Tuesday, 18 April 2017

RULES DON'T APPLY: MY FRONT ROW DISCUSSION & MORE

I was Samira Ahmed's guest on Front Row last night to talk about Warren Beatty's Rules Don't Apply, a biopic of sorts of Howard Hughes, with her and Karin Krizanovich. You can follow the link here. It's a really good and spirited discussion, and covers lots (but not all) of the fascinating issues in a film that in the end seems to me more about Beatty than Hughes. I will be writing about this shortly, I hope. The discussion is at the top of the show, following an introductory poem from Inua Ellems.
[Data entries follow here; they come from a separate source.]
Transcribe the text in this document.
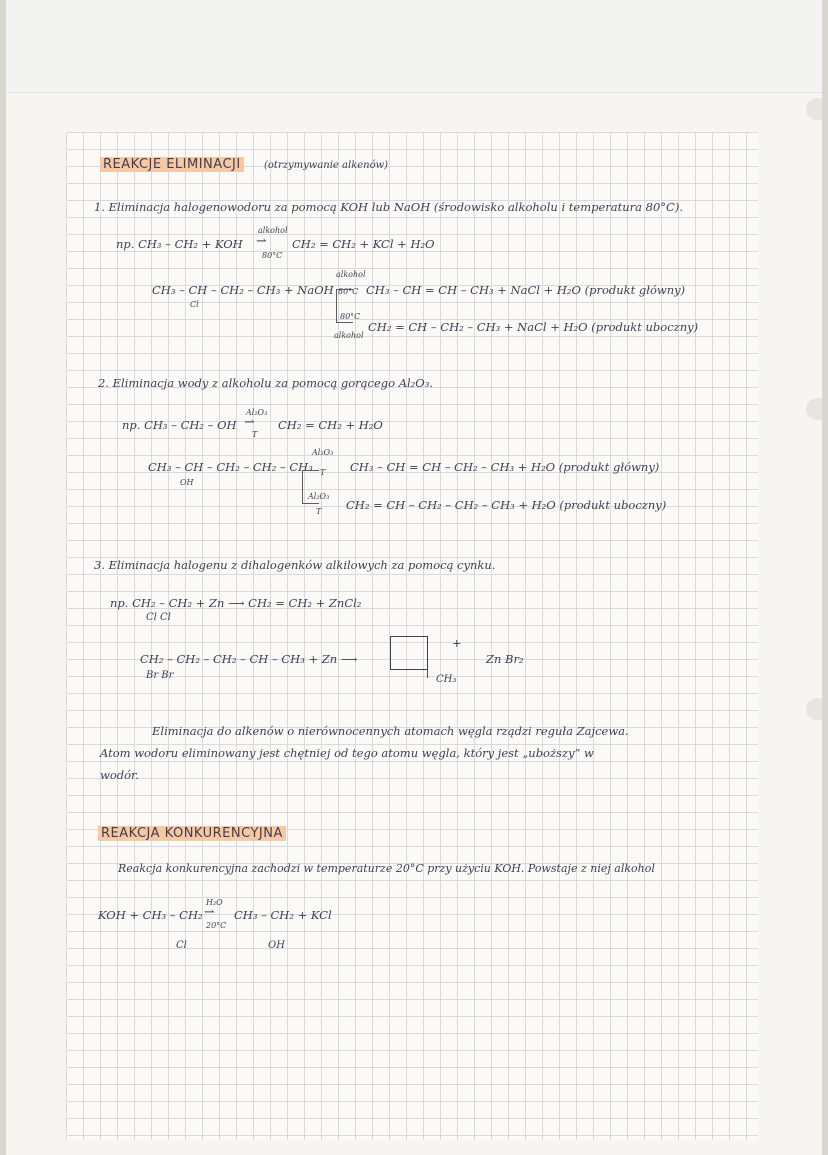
REAKCJE ELIMINACJI	(otrzymywanie alkenów)
1. Eliminacja halogenowodoru za pomocą KOH lub NaOH (środowisko alkoholu i temperatura 80°C).
np. CH₃ – CH₂ + KOH
alkohol
80°C
⇀ CH₂ = CH₂ + KCl + H₂O
CH₃ – CH – CH₂ – CH₃ + NaOH
Cl
alkohol
80°C
80°C
alkohol
CH₃ – CH = CH – CH₃ + NaCl + H₂O (produkt główny)
CH₂ = CH – CH₂ – CH₃ + NaCl + H₂O (produkt uboczny)
2. Eliminacja wody z alkoholu za pomocą gorącego Al₂O₃.
np. CH₃ – CH₂ – OH
Al₂O₃
T
⇀ CH₂ = CH₂ + H₂O
CH₃ – CH – CH₂ – CH₂ – CH₃
OH
Al₂O₃
T
Al₂O₃
T
CH₃ – CH = CH – CH₂ – CH₃ + H₂O (produkt główny)
CH₂ = CH – CH₂ – CH₂ – CH₃ + H₂O (produkt uboczny)
3. Eliminacja halogenu z dihalogenków alkilowych za pomocą cynku.
np. CH₂ – CH₂ + Zn ⟶ CH₂ = CH₂ + ZnCl₂
Cl Cl
CH₂ – CH₂ – CH₂ – CH – CH₃ + Zn ⟶
Br Br	CH₃
+
Zn Br₂
Eliminacja do alkenów o nierównocennych atomach węgla rządzi reguła Zajcewa.
Atom wodoru eliminowany jest chętniej od tego atomu węgla, który jest „uboższy” w
wodór.
REAKCJA KONKURENCYJNA
Reakcja konkurencyjna zachodzi w temperaturze 20°C przy użyciu KOH. Powstaje z niej alkohol
KOH + CH₃ – CH₂
H₂O
20°C
⇀ CH₃ – CH₂ + KCl
Cl	OH
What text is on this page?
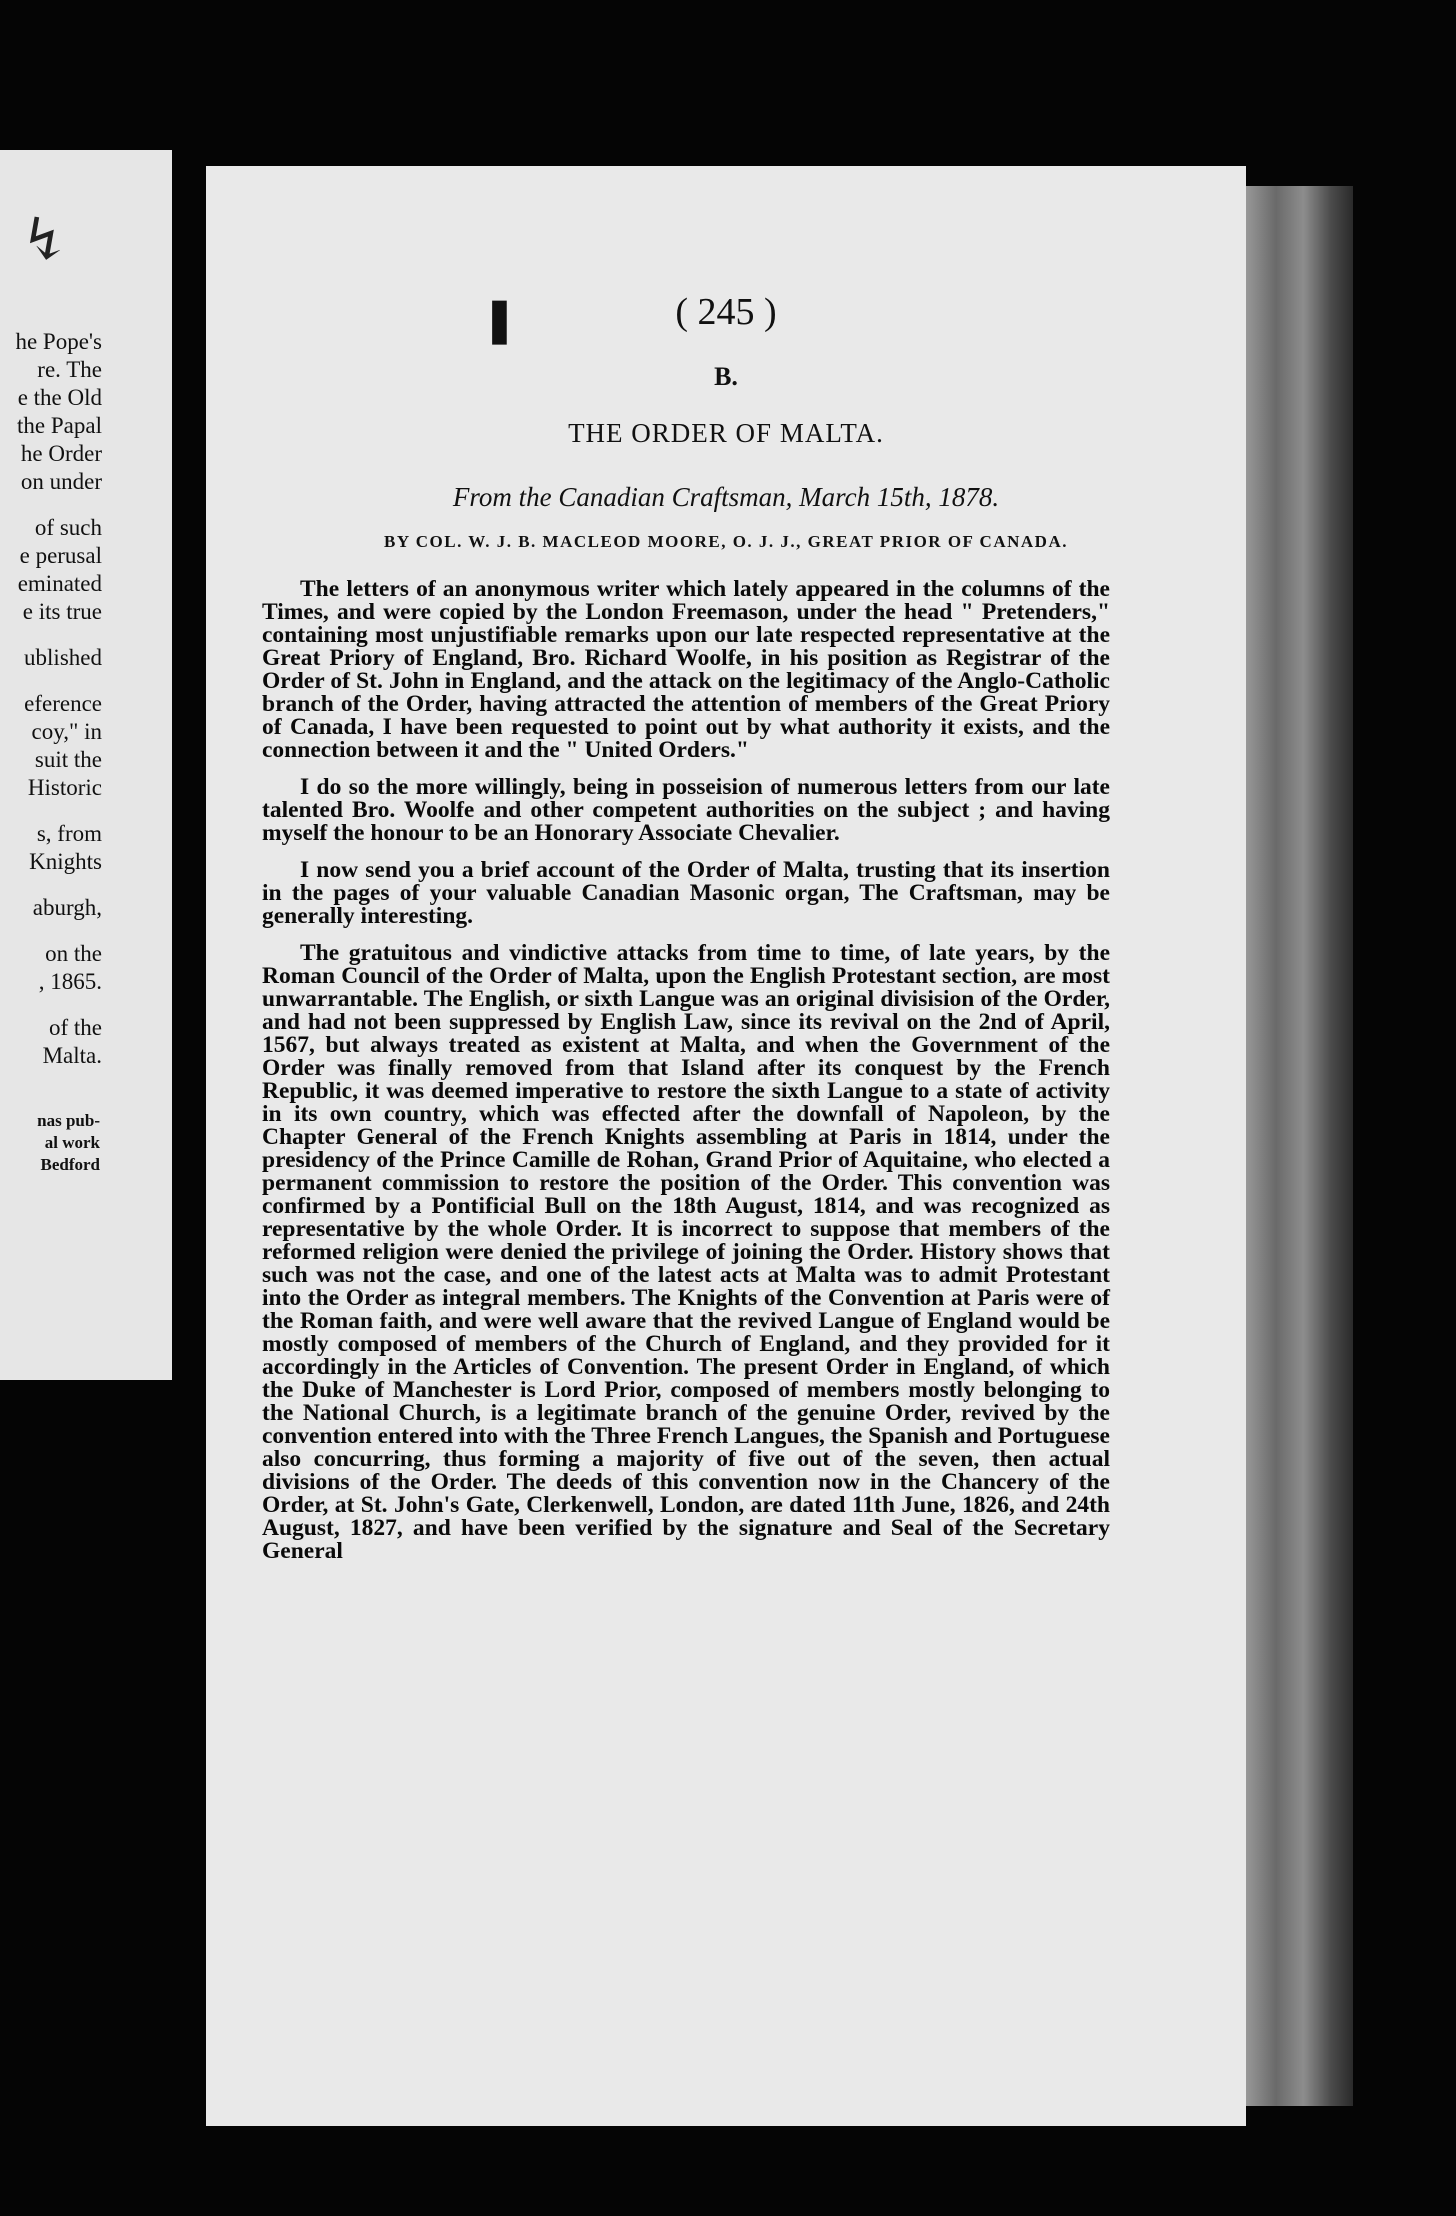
↯
he Pope's
re. The
e the Old
the Papal
he Order
on under
of such
e perusal
eminated
e its true
ublished
eference
coy," in
suit the
Historic
s, from
Knights
aburgh,
on the
, 1865.
of the
Malta.
nas pub-
al work
Bedford
❚	( 245 )
B.
THE ORDER OF MALTA.
From the Canadian Craftsman, March 15th, 1878.
BY COL. W. J. B. MACLEOD MOORE, O. J. J., GREAT PRIOR OF CANADA.

The letters of an anonymous writer which lately appeared in the columns of the Times, and were copied by the London Freemason, under the head " Pretenders," containing most unjustifiable remarks upon our late respected representative at the Great Priory of England, Bro. Richard Woolfe, in his position as Registrar of the Order of St. John in England, and the attack on the legitimacy of the Anglo-Catholic branch of the Order, having attracted the attention of members of the Great Priory of Canada, I have been requested to point out by what authority it exists, and the connection between it and the " United Orders."

I do so the more willingly, being in posseision of numerous letters from our late talented Bro. Woolfe and other competent authorities on the subject ; and having myself the honour to be an Honorary Associate Chevalier.

I now send you a brief account of the Order of Malta, trusting that its insertion in the pages of your valuable Canadian Masonic organ, The Craftsman, may be generally interesting.

The gratuitous and vindictive attacks from time to time, of late years, by the Roman Council of the Order of Malta, upon the English Protestant section, are most unwarrantable. The English, or sixth Langue was an original divisision of the Order, and had not been suppressed by English Law, since its revival on the 2nd of April, 1567, but always treated as existent at Malta, and when the Government of the Order was finally removed from that Island after its conquest by the French Republic, it was deemed imperative to restore the sixth Langue to a state of activity in its own country, which was effected after the downfall of Napoleon, by the Chapter General of the French Knights assembling at Paris in 1814, under the presidency of the Prince Camille de Rohan, Grand Prior of Aquitaine, who elected a permanent commission to restore the position of the Order. This convention was confirmed by a Pontificial Bull on the 18th August, 1814, and was recognized as representative by the whole Order. It is incorrect to suppose that members of the reformed religion were denied the privilege of joining the Order. History shows that such was not the case, and one of the latest acts at Malta was to admit Protestant into the Order as integral members. The Knights of the Convention at Paris were of the Roman faith, and were well aware that the revived Langue of England would be mostly composed of members of the Church of England, and they provided for it accordingly in the Articles of Convention. The present Order in England, of which the Duke of Manchester is Lord Prior, composed of members mostly belonging to the National Church, is a legitimate branch of the genuine Order, revived by the convention entered into with the Three French Langues, the Spanish and Portuguese also concurring, thus forming a majority of five out of the seven, then actual divisions of the Order. The deeds of this convention now in the Chancery of the Order, at St. John's Gate, Clerkenwell, London, are dated 11th June, 1826, and 24th August, 1827, and have been verified by the signature and Seal of the Secretary General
But stay with the show, because producer Jerome Wetherald put together a doozy. Ellems' new book is worth your attention, a challenging look from an outsider at British poetry during his years in this country, interpreted into his own verses. And then we all get to join the fantastic Stella Duffy in discussing Channel 4's serial killer teen drama Born To Kill, trying to extrapolate where it's going to go and where it might end up based on the one or two episodes we've seen. And finally we all get to react briefly to Ben Wardle's essay on keeping one's musical tastes alive, though as soon as Wardle dropped the phrase 'me dad' into the discussion, I knew my perspective was going to be from a point of more, shall we say, advanced experience. 'Sampling' 'Can't Get Used To Losing You' (whose title he didn't seem to know) indeed! Luckily for me, I was last to speak, and had very little time left to alienate everybody else!